As I am only a 1st-year student in mathematics, although I feel somewhat comfortable with proofs, I feel that my proofs are almost never "completely" right. Which is that although I might get the rough sketch correct, frequently, there are details missing or false assumptions being used. And I am not so sure either if this proof that I came up with is acceptable.
Proof attempt: Let $k\in \Bbb{K}$ then there is a polynomial with a positive degree which has $k$ as root in $\Bbb{K}$. Now, $X^{\mid \Bbb{K} \mid}-X$ is one of them since $X^{\mid \Bbb{K} \mid}\equiv X \pmod f $ by Fermat's little theorem ($\Bbb{K}$ is a field).
We first prove that $k$ has a minimal polynomial.
Let $p\in\Bbb{K}$ be polynomial with a smallest positive degree such that $p(k)\equiv 0$ in $\Bbb{K}$. If $a\in\Bbb{Z}/p\Bbb{Z}$ is the leading coefficient of $p$, then $a$ has an inverse $a^{-1}$ in $\Bbb{Z}/p\Bbb{Z}$. Then the polynomial $g=a^{-1}p$ is monic and $g(k)\equiv0$. So $g$ is a minimal polynomial for $k$.
Finally, we prove that if $g$ is a minimal polynomial for $k$ then $g$ is unique.
Let $g$ be a minimal polynomial for $k$ and suppose there is another minimal polynomial $h$ for $k$ (Then clearly $\deg(h)=\deg(g)$).

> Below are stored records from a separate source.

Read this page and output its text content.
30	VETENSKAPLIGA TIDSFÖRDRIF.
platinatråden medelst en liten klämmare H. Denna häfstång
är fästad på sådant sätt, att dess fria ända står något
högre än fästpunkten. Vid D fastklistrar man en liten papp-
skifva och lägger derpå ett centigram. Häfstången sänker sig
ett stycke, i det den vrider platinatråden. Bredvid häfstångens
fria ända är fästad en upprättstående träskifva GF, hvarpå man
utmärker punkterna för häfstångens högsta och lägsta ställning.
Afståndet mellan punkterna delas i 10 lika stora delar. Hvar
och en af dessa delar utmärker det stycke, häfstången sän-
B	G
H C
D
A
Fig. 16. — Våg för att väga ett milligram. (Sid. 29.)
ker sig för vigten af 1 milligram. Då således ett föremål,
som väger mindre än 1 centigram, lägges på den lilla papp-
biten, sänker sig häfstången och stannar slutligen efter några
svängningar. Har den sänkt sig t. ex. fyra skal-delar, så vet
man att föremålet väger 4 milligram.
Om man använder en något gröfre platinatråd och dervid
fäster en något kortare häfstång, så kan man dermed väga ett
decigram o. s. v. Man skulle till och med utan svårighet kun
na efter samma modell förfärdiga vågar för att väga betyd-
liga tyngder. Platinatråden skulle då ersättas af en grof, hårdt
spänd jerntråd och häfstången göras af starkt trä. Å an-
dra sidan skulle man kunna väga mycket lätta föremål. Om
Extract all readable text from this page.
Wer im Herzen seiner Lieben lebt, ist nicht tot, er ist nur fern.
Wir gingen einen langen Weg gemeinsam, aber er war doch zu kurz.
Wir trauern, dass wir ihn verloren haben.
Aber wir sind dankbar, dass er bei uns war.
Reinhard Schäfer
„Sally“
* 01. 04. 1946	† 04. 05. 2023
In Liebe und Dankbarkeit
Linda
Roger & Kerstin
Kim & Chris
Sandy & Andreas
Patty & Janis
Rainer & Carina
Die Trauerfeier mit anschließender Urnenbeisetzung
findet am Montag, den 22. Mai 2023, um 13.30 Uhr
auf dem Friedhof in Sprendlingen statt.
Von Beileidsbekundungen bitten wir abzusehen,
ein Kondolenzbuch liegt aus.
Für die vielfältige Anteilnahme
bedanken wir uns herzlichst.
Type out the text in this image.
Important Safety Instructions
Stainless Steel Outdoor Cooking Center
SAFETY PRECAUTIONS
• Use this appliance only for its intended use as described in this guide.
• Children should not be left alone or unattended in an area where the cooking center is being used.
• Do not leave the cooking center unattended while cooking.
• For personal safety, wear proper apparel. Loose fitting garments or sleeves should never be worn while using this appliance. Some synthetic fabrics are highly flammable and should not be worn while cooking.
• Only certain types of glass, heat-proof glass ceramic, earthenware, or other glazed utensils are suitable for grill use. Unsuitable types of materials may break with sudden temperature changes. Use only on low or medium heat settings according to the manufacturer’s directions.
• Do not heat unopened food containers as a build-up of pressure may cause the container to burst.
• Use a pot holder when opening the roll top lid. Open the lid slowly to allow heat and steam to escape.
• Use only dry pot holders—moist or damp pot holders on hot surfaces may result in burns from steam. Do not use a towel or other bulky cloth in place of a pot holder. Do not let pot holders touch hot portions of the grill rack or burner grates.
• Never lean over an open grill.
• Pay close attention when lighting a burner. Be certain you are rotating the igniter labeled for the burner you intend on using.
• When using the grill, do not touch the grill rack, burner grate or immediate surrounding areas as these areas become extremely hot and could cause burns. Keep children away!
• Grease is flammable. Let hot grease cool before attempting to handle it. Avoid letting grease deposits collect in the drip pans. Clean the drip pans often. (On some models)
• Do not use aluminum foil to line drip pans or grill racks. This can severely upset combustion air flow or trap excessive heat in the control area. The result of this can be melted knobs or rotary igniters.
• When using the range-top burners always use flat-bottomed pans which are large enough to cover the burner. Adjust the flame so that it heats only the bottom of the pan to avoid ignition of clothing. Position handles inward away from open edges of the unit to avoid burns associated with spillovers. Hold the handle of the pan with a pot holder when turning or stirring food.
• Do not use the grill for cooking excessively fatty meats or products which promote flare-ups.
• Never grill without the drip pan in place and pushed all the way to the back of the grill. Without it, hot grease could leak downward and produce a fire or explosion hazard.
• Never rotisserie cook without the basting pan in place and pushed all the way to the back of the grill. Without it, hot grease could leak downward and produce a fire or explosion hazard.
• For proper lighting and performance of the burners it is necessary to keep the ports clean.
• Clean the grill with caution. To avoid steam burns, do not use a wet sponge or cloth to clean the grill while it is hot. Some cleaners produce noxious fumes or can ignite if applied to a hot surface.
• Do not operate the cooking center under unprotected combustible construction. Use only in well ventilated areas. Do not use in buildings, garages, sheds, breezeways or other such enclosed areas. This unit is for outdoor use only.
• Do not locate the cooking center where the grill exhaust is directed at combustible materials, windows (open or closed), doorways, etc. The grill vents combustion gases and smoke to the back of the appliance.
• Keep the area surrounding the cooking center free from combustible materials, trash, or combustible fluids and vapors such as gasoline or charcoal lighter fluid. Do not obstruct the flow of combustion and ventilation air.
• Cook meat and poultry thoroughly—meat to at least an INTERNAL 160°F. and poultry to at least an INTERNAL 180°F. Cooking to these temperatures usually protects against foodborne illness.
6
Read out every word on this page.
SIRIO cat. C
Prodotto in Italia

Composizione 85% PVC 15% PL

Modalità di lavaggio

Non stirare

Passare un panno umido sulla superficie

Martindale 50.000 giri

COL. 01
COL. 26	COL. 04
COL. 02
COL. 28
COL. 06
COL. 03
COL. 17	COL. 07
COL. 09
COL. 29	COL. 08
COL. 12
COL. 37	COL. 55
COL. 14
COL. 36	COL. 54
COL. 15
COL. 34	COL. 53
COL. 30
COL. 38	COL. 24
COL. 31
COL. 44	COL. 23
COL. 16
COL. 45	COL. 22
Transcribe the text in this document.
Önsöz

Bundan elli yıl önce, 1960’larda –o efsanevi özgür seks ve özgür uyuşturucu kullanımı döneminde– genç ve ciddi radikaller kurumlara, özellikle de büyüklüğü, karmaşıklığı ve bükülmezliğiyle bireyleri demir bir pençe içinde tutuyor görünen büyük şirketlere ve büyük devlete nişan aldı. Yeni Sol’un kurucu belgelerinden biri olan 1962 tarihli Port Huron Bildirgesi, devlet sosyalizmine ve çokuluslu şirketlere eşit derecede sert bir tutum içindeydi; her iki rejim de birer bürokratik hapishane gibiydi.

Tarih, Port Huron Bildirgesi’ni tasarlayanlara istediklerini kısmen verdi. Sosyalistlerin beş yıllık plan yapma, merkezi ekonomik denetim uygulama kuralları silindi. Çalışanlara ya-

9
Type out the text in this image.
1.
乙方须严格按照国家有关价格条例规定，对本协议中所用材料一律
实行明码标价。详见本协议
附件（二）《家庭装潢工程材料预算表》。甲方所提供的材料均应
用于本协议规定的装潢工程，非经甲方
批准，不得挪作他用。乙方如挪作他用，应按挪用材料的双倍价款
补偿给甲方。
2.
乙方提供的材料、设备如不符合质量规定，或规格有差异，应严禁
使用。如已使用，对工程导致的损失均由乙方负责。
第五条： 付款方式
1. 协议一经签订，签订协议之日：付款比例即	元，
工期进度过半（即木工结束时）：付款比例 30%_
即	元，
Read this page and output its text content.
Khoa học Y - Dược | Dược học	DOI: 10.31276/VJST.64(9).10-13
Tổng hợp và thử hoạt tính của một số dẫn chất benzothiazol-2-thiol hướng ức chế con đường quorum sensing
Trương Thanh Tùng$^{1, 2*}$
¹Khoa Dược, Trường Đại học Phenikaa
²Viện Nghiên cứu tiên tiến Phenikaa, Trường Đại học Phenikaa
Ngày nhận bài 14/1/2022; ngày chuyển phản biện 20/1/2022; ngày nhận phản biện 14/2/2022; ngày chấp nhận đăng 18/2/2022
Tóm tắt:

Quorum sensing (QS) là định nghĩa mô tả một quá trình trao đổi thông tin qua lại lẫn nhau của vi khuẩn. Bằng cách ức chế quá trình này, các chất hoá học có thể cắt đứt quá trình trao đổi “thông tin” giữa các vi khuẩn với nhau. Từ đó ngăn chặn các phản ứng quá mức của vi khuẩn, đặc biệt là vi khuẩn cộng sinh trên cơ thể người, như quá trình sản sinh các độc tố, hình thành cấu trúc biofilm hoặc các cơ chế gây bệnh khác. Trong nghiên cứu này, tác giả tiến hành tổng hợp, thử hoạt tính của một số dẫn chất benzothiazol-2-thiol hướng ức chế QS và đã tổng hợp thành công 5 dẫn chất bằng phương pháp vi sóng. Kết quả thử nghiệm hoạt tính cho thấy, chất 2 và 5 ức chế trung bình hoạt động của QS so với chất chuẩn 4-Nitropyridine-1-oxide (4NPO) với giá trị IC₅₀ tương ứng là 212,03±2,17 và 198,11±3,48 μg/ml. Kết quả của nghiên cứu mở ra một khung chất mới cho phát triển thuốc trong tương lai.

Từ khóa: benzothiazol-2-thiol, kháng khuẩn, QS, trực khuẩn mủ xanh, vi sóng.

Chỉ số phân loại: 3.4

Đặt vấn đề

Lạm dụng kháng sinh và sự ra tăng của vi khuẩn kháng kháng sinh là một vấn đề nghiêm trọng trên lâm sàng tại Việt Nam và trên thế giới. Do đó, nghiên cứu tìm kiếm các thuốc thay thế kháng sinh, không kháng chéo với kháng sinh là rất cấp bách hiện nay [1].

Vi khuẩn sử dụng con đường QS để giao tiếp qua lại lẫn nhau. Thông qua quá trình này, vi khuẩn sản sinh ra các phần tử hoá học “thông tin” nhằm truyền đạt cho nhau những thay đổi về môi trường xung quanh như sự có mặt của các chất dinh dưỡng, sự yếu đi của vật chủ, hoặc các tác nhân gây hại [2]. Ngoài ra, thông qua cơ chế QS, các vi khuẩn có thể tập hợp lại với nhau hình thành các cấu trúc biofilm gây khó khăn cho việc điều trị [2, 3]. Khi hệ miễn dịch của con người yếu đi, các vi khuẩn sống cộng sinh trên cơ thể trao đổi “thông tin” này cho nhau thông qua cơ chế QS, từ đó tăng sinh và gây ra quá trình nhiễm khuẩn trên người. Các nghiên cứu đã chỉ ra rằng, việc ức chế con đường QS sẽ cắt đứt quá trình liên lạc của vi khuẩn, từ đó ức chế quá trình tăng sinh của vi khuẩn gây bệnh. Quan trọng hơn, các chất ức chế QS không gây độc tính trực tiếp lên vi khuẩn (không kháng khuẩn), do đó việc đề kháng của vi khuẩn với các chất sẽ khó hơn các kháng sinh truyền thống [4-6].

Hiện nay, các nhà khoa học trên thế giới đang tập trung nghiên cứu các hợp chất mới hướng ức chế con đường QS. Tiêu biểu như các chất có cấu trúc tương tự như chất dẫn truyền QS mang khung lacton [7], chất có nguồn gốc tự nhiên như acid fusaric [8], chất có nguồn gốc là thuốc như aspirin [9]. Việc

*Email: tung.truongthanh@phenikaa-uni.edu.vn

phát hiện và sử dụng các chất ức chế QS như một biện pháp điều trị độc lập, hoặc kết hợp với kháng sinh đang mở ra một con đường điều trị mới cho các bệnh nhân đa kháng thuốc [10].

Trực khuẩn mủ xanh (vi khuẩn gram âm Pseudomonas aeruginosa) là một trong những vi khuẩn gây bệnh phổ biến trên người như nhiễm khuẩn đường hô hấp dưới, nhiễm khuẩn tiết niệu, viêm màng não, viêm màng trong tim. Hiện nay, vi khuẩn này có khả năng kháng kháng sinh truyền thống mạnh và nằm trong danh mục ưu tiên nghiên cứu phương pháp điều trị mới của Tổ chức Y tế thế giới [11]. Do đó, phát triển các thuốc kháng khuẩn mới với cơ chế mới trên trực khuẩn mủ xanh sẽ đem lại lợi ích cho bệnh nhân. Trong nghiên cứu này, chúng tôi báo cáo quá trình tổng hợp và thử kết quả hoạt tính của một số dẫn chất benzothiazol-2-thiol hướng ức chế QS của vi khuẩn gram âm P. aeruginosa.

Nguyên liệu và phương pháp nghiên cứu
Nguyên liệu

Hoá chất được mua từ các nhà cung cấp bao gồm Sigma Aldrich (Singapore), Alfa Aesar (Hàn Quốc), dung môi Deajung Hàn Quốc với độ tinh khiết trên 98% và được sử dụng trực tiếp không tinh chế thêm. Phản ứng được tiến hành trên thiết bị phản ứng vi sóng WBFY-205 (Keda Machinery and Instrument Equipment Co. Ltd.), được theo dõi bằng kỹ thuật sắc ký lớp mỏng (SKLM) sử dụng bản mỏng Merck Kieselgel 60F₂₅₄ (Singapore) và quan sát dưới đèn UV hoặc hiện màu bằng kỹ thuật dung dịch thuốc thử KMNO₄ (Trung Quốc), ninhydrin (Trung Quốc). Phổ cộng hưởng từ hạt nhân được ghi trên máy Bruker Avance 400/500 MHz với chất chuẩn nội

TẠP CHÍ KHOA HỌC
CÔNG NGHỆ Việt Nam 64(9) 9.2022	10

Then $h$ can be written as: $$h=g+r$$ where $r$ positive degree polynomial with $\deg(r)<\deg(g)$. Then $r(k)\equiv0$ so $r$ is a polynomial with $k$ as a zero. But then we can again define another polynomial by multiplying $r$ with the inverse of the leading coefficient of $r$ but then that polynomial is a monic polynomial with $k$ as a zero and its degree is smaller than $\deg(g)$. But this is a contradiction so $r=0$ which implies that $h=g$. $\square$
Now what I am not completely certain is that what is the exact role of indeterminate "$X$"? I know that it "acts" as a placeholder in whatever ring or field that I am working on, as you can see in this example, it is partly being replaced by itself (or the polynomials consisting of $X$'s). For example, what does it mean for "$X$" to be replaced by "X" itself, an indeterminate?